Os Rams também tinham um.

Enquanto Chicago montava um final de livro de histórias, os Rams não conseguiram terminar o que começaram com regularidade.

Cinco derrotas. Cinco fracassos.

Lembra do final decepcionante de “Os Sopranos”? Inchaço crescendo… e de repente fica preto? Esses são os Rams. Sem gás. Sem resposta.

“Todas as nossas perdas são autoinfligidas”, disse o astro da defesa Jared Verse.

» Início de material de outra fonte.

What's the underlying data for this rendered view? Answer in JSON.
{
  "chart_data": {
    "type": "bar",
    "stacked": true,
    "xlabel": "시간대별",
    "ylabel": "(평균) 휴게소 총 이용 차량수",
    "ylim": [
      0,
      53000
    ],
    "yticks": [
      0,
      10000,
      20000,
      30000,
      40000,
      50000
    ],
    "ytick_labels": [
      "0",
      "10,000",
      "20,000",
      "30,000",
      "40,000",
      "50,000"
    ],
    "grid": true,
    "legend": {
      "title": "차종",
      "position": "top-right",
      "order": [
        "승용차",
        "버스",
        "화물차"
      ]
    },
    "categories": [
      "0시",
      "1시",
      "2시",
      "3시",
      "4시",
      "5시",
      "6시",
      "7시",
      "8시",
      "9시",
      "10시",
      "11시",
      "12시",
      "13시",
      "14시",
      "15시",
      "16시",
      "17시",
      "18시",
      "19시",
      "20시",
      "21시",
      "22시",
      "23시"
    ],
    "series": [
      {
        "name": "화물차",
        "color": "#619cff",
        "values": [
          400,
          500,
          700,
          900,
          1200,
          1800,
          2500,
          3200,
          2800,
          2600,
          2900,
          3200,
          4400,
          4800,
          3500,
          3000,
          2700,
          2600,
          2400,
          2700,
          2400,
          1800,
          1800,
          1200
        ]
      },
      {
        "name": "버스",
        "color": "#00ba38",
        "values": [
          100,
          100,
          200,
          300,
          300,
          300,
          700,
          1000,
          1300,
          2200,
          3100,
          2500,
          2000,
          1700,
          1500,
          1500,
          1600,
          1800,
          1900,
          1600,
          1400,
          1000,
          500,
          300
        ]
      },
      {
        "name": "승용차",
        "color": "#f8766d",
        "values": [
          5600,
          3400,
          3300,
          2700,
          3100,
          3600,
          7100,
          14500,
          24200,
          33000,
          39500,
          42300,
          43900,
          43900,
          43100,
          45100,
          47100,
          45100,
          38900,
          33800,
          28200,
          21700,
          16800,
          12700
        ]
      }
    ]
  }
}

Duas semanas depois dos playoffs, os Rams viraram uma esquina. De repente, eles encerraram o jogo.

Certamente houve falhas na vitória por 20-17 na prorrogação em Chicago na noite de domingo, assim como na vitória de três pontos sobre o Carolina.

Quero dizer, quando eles precisavam aumentar o ataque dos Rams.

É exatamente para onde eles querem chegar no NFC Championship Game em Seattle, onde no mês passado perderam por 16 pontos no quarto período e perderam na prorrogação.

Os sismólogos estão prontos. O campo Lumen será muito forte. O chão pode tremer em Seattle, mas os Rams não.

“Nós realmente não pensamos sobre a última jogada”, disse Kam Curl, safety do Rams. “(Seattle) teve sorte e venceu no final. Senti que éramos o melhor time.”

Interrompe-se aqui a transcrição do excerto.